Dominic caused a smile of conscious privilege to alter his face.
“Mellicent, you will let Jermyn take Griselda as well as you?” said Harriet. “We are a man too few.”
“You are double privileged, Jermyn,” said Dominic. “We shall all be finding it in our hearts to envy you.”
“That is not at all a pretty speech to make before your partner!” cried Geraldine, leaning to catch Dominic’s eye, as she accepted Matthew’s arm.
“I am confident,” said Dominic, “that Mrs. Calkin understood me to refer to quantity rather than quality of companionship.”
“Now, Rachel, you and I will lead the way,” said Godfrey. “I said to Harriet that I would have you for a partner, whether you fell to my share or not. I don’t care a jot about the etiquette of the thing.”
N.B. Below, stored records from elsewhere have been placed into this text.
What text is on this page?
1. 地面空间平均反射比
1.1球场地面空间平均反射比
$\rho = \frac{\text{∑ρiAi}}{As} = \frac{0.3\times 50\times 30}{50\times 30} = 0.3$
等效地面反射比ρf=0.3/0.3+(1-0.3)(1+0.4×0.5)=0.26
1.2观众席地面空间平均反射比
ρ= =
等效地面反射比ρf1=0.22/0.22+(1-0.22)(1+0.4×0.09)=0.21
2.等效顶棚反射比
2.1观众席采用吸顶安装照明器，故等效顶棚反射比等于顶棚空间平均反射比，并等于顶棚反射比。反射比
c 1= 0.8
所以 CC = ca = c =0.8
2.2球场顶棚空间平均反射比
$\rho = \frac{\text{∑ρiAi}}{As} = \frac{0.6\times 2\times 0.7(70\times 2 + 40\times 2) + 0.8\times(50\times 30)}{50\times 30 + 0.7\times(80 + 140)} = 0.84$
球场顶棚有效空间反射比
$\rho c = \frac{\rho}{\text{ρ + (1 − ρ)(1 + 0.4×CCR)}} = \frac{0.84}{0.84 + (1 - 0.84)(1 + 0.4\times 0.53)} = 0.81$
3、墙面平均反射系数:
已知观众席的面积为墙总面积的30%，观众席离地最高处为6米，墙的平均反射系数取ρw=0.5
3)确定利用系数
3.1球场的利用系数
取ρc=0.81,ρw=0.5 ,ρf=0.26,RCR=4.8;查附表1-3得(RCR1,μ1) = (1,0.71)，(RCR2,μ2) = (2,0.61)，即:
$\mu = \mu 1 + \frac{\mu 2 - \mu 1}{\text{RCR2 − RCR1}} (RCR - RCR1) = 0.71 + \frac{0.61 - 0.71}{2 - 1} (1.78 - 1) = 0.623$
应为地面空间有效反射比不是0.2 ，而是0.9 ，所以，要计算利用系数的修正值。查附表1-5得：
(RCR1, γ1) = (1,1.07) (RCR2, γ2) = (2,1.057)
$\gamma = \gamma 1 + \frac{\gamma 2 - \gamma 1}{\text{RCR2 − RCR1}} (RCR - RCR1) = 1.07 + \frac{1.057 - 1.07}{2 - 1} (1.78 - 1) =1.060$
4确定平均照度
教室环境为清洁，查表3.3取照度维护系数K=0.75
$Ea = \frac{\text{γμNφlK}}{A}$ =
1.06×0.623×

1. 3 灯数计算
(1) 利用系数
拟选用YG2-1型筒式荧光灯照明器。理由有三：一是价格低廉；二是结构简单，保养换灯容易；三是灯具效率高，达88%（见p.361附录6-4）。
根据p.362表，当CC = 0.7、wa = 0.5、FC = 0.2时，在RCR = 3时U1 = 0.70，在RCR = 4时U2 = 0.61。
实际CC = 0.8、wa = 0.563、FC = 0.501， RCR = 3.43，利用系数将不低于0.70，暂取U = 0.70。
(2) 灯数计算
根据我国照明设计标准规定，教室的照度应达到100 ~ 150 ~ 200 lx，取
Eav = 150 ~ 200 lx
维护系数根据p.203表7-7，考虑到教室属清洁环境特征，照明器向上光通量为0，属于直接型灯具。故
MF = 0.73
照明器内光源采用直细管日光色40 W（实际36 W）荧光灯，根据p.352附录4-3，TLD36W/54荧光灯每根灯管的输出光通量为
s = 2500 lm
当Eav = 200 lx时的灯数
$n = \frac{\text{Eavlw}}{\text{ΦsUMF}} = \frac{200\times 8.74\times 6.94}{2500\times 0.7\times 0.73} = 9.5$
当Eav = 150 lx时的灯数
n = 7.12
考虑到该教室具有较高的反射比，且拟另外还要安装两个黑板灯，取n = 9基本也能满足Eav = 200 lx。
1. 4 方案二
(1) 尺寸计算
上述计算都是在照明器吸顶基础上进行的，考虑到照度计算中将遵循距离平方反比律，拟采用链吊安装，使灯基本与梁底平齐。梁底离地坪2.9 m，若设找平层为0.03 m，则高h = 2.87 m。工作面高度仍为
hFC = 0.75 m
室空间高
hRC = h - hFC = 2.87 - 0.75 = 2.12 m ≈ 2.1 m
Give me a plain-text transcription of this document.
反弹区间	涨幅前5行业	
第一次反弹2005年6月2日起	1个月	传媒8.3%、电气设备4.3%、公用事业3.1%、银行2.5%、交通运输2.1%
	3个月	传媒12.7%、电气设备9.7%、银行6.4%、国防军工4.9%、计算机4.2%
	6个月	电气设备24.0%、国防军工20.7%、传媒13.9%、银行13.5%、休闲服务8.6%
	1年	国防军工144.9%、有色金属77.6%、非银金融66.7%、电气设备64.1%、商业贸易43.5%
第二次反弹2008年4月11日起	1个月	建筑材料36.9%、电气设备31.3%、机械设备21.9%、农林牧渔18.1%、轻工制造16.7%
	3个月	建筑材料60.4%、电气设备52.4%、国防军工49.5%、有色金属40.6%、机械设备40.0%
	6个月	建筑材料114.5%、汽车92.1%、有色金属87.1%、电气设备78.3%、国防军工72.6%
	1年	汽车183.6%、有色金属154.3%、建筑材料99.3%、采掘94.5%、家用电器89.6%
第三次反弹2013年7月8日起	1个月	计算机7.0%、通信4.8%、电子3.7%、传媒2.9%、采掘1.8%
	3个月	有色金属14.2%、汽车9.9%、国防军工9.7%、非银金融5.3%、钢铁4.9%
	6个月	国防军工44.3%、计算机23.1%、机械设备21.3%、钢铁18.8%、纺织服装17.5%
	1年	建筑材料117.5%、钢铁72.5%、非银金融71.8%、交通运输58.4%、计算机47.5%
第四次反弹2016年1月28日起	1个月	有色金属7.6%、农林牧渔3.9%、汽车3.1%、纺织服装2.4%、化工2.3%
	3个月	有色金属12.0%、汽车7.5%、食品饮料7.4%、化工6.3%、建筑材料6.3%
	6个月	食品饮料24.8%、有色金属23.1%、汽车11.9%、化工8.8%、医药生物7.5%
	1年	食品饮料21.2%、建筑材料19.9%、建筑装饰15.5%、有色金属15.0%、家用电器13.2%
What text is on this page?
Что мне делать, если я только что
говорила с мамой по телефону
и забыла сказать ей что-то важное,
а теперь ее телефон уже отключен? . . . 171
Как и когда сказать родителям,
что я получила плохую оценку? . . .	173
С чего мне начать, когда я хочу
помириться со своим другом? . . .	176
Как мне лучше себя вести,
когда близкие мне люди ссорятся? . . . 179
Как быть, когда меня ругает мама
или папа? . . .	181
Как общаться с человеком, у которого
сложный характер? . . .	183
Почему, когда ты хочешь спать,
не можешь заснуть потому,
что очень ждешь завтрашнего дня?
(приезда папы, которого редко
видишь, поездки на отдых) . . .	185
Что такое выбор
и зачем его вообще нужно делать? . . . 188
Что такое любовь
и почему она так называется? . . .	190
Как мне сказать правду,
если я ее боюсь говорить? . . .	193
“Do you mean that I am not the chief woman guest?” said Rachel. “I thought that was why I generally went in with you.”
“Sir Godfrey and Lady Hardisty are such very old friends,” said Agatha, proceeding with Dominic.
“Yes,” said Dominic, looking down on her with protection. “There is something very beautiful in the spectacle of a tried intimacy. I think our good friends, the Haslams and the Hardistys, show us as striking an example as we could see.”
“I have found them all such congenial intimates myself,” said Agatha. “I have always in my mind the kindness of the whole group at the time when life was emptied for me. It is at those times that we find out the true value of friends.”
“Mrs. Calkin, it is,” said Dominic, with an impulse to pause which he checked for the sake of the procession. “I should not have thought two months ago, when the greatest of all losses fell also upon me, that I should ever again call myself a fortunate man. But in the proven worth of my fellows, I must thus describe myself.”
“Well, now, let us take our seats,” said Godfrey, walking round the table. “Let us sit where our names are. Myself at the top, Harriet at the bottom, and all of you in between. Now are we all settled?”
He paused and bent his head, unmindful of Bellamy’s office, and caused Dominic to cast an arrested look at him and stand with his eyes held down well into the hum of talk.
“And now what kind of wine are we all to drink?” he said in a voice that seemed to counteract the foregoing solemnity. “Mrs. Calkin, we must persuade you to change your custom to-night.”
“No, I won’t have anything to drink, thank you.”
“Mrs. Calkin, we are not, I hope, to take that statement literally,” said Dominic, supplying her with water.
“Lemonade, madam?” said Buttermere at Agatha’s elbow.